My new home's utility room is set up for an electric dryer. We have a gas dryer. I have already ran a gas line for the dryer into the room. The washer receptacle already in place is a 20 amp single outlet. My question is if i replace the single with a 20 amp duplex outlet, will i be ok with the washer and the gas dryer running at the same time on the 20 amp circuit. I know that the gas dryer motor draws 6 amps. I am at work writing this and do not recall how many amps the electric dryer draws. Anyone know right off?
I'm not so sure that 30A on 12-2 is up to code . . . someone will know for sure, but I thought you needed 10-2 or better for a 30A circuit.
As to the original question . . . check the plates (or stickers) on the backs of the appliances or the specs page in the manuals. Take both amp ratings and add them, if it's much over 15A you should not run them both continuously on a 20A breaker. If it's at or under 15A, feel free to shut off the breaker and swap the single for a 20A duplex, and plug them both in safely. If it's much over 15 . . . a second 20A circuit is probably a better idea.
>As to the original question . . . check the plates (or
>stickers) on the backs of the appliances or the specs page
>in the manuals. Take both amp ratings and add them, if it's
>much over 15A you should not run them both continuously on a
>20A breaker. If it's at or under 15A, feel free to shut off
>the breaker and swap the single for a 20A duplex, and plug
>them both in safely. If it's much over 15 . . . a second 20A
>circuit is probably a better idea.
I'll check the rating on the washer tonight when i get home and go from there.
If it's already set up for an electric dryer, it should be cheap and easy to change the plug for the electric dryer into a 120V circut. New faceplate, and prying off the little bridge that holds the circut breakers together.

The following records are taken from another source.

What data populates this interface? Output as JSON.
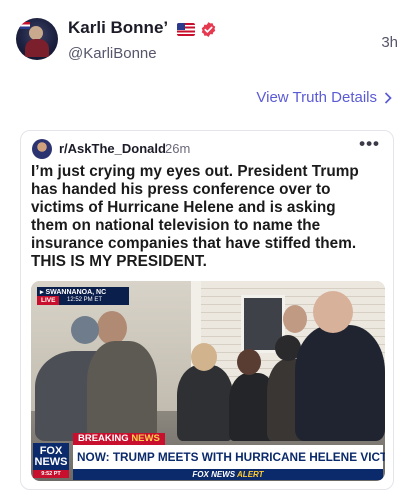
{
  "author": {
    "name": "Karli Bonne’",
    "handle": "@KarliBonne",
    "timestamp": "3h",
    "flag_emoji": "US flag",
    "verified_icon": "verified-badge-icon",
    "verified_color": "#e63950"
  },
  "details_link": {
    "label": "View Truth Details",
    "color": "#5b5bd6"
  },
  "embedded_post": {
    "subreddit": "r/AskThe_Donald",
    "age": "26m",
    "more_label": "•••",
    "lines": [
      "I’m just crying my eyes out. President Trump",
      "has handed his press conference over to",
      "victims of Hurricane Helene and is asking",
      "them on national television to name the",
      "insurance companies that have stiffed them.",
      "THIS IS MY PRESIDENT."
    ]
  },
  "tv_graphic": {
    "location": "▸ SWANNANOA, NC",
    "live": "LIVE",
    "clock": "12:52 PM ET",
    "breaking_prefix": "BREAKING",
    "breaking_suffix": "NEWS",
    "headline": "NOW: TRUMP MEETS WITH HURRICANE HELENE VICTIMS",
    "strap_prefix": "FOX NEWS",
    "strap_suffix": "ALERT",
    "logo_word_1": "FOX",
    "logo_word_2": "NEWS",
    "logo_time": "9:52 PT"
  }
}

If you really want, I bet you could even make a cord to do it, without even touching the circut breaker panel. You already have two hots, a neutral, and a ground in the dryer plug. Each leg alone should be able to trip both breakers if it exceeds the rating.
12 AWG copper wire is not rated for 30Amps; in residential applications, the max breaker size is 20Amp with 12 AWG wire..
That appliance circuit is designed to carry one load, the washing machine. If you feel comfortable risking your family's safety, then a duplex receptacle will fit in the j-box and at worst (hopefully) the double load will simply pop the breaker, and often enough so that you don't try to run two major appliances off a circuit designed for one.
I'll second that about the 30 amps on #12. It shouldn't ever be done.
According to my "Pocket Ref", 20amps is the max, and even that is limited to 36 feet.
If you want to convert the dryer plug into a 120V circut, you should make sure you have no more than a 20Amp circut breaker on each leg. The cord for the dryer would likely be a weak link if the circut is actually 2 30Amp legs, and if there were a minor fault in the washer, it may start a fire or somesuch.
Well guys, I am not going to dispute you, because I also know exactly where you are looking to get the amp ratings of # 12. I couldn't beleive that what I am saying is right either, however my grandfather who is a master electrician, says that if you install a 30 amp rated receptical, the ones with the sideways "T" slot on the hot wire, that the circuit can now be rated @ 30 amps, I work around electricians in my line of work a lot, and I can tell you I have seen this done in comercial buildings as well, I don't know where the exception is in the code, but it must be in there somewhere, or that many different inspectors are wrong.
Maybe it is just a residential restriction, I don't know, maybe I am wrong.
Just posting my experience.
It is always better to be safe than sorry, so use the #12 and a 20 amp, and run another circuit.
By the way prying off that breaker bridge is a no no also, becasue the breakers are rivited together under the panel cover. Just pulling the bridge off is not truely seperating the breakers, and if someone ever put the 220 VAC back, and didn't replace the breaker, look out.
>By the way prying off that breaker bridge is a no no also,
>becasue the breakers are rivited together under the panel
>cover. Just pulling the bridge off is not truely seperating
>the breakers, and if someone ever put the 220 VAC back, and
>didn't replace the breaker, look out.
I think SD may have been refering to the tab on the side of the receptacle . . . not the common trip bar on the breaker. Popping that off will allow you to have a seperate circuit on each half of the receptacle. That of course requires a second hot to the box. I've got several done this way on my 220v 20A circuit for my shop tools.
If I intepret what your grandfather told you, the plug in question is a NEMA L5-20(PR). It is rated for 20 not 30 amps. I use one for the AC/Heat Pump in my shop. I use it as a 220v plug by splitting the load so neither side of the plug has more than 10Amps.
It still gets down to wire size, not plug or breaker size.